Martin Sean M, Whisenhunt Kristina N, Tompson Stuart W
bioRxiv. 2025 Aug 29:2025.08.26.672439. doi: 10.1101/2025.08.26.672439.
Abnormal development of the intricate trabecular meshwork (TM) or Schlemm's canal (SC) structures in the eye can result in reduced aqueous humor fluid drainage and elevated intraocular pressure. If left untreated, these processes can lead to retinal ganglion cell loss, damage to the optic nerve, and infant-onset vision loss, termed congenital glaucoma. To identify gene expression important for development of these specialized aqueous humor outflow pathway (AHOP) structures, single-cell RNA sequencing was performed on rat AHOP tissues during three major periods of growth. High-quality transcriptomic profiles of 29,626 genes from 86,653 limbal cells were obtained and clustered into 13 general cell types. Refined identification of cell subtypes revealed 10,037 TM- and 546 SC-related cells that together showed enhanced expression of 395 genes compared to other limbal tissues. Interrogation of 44 genes known to be associated with Mendelian forms of childhood glaucoma revealed 36/44 (82%) were more highly expressed by SC/TM cells, whilst only 29/372 (8%) genes associated with complex later-onset glaucoma were specifically enriched. We propose prioritization of these selectively expressed genes during genome analyses of congenital/childhood glaucoma patients as they represent strong novel candidates for disease-causing variants. The transcriptomic dataset derived from these critical developing eye structures will also aid the generation of polygenic risk score estimates tailored toward early-onset glaucoma with underlying complex genetics.

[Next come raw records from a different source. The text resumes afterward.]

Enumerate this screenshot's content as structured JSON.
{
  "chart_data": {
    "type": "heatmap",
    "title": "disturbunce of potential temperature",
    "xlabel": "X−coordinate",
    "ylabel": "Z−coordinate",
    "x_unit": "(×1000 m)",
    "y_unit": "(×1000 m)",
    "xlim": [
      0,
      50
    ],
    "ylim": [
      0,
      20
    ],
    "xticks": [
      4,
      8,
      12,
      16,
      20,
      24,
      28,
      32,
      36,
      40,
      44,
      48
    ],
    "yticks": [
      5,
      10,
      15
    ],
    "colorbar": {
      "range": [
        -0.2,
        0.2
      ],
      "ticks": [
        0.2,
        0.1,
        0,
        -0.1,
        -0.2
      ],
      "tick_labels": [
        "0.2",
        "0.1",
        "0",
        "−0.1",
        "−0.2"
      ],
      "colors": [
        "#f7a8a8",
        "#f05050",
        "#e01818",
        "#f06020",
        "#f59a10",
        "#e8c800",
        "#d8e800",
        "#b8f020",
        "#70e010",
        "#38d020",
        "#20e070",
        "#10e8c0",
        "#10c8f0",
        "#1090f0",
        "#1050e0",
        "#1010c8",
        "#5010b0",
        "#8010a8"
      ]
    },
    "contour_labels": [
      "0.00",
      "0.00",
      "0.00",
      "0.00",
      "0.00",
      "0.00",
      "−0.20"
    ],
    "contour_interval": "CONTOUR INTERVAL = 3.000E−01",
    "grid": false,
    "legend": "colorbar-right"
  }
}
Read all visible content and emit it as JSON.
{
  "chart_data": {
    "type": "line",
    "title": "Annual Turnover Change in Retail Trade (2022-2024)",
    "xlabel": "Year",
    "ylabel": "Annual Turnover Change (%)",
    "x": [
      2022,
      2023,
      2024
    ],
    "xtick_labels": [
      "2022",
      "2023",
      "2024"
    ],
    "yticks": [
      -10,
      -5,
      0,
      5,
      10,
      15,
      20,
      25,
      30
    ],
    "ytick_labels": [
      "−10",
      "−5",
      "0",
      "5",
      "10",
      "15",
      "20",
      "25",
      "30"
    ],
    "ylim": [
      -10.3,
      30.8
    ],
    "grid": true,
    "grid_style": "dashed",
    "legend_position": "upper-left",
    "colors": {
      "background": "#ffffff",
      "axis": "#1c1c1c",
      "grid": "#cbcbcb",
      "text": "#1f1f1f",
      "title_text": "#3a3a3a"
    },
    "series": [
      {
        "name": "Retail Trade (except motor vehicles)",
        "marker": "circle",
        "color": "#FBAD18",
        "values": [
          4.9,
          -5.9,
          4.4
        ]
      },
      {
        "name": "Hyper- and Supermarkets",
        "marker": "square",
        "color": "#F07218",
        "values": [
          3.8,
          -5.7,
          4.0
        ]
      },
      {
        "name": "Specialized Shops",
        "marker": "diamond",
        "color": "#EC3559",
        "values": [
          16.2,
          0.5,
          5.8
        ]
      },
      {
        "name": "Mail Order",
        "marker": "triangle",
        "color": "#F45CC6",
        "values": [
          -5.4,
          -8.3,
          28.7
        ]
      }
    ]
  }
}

This study presents the first single-cell RNA sequencing dataset of the developing aqueous humor outflow pathway (AHOP), offering insight into the genes important for forming the tissues primarily affected in congenital/childhood-onset glaucoma. By profiling limbal cells from developing rat eyes, key AHOP cell populations, which constitute the trabecular meshwork (TM) and Schlemm's canal (SC), were identified via cell type-specific expression of known markers. This enabled examination of gene expression associated with childhood- and adult-onset glaucoma in these developing cell types and revealed 395 selectively expressed genes. These findings provide a foundational resource to understand early AHOP development, identify novel candidate disease genes, and reveal molecular targets for glaucoma prevention and therapy.
眼睛中复杂的小梁网(TM)或施莱姆管(SC)结构发育异常会导致房水引流减少和眼压升高。如果不进行治疗,这些过程会导致视网膜神经节细胞丢失、视神经损伤以及婴儿期视力丧失,即先天性青光眼。为了确定对这些特殊的房水流出途径(AHOP)结构发育重要的基因表达,在大鼠生长的三个主要阶段对AHOP组织进行了单细胞RNA测序。从86,653个角膜缘细胞中获得了29,626个基因的高质量转录组图谱,并聚类为13种一般细胞类型。对细胞亚型的精细鉴定揭示了10,037个与TM相关和546个与SC相关的细胞,与其他角膜缘组织相比,它们共同显示出395个基因的表达增强。对已知与孟德尔形式的儿童青光眼相关的44个基因进行研究发现,36/44(82%)在SC/TM细胞中表达更高,而与复杂的迟发性青光眼相关的基因中只有29/372(8%)被特异性富集。我们建议在对先天性/儿童青光眼患者进行基因组分析时对这些选择性表达的基因进行优先排序,因为它们代表了致病变异的强有力的新候选基因。来自这些关键发育中的眼部结构的转录组数据集也将有助于生成针对具有潜在复杂遗传学的早发性青光眼的多基因风险评分估计。
本研究展示了发育中的房水流出途径(AHOP)的首个单细胞RNA测序数据集,深入了解了对先天性/儿童期青光眼主要受影响组织形成重要的基因。通过对发育中的大鼠眼睛的角膜缘细胞进行分析,通过已知标志物的细胞类型特异性表达鉴定了构成小梁网(TM)和施莱姆管(SC)的关键AHOP细胞群。这使得能够检查这些发育中的细胞类型中与儿童期和成人期青光眼相关的基因表达,并揭示了395个选择性表达的基因。这些发现为理解早期AHOP发育、鉴定新的候选疾病基因以及揭示青光眼预防和治疗的分子靶点提供了基础资源。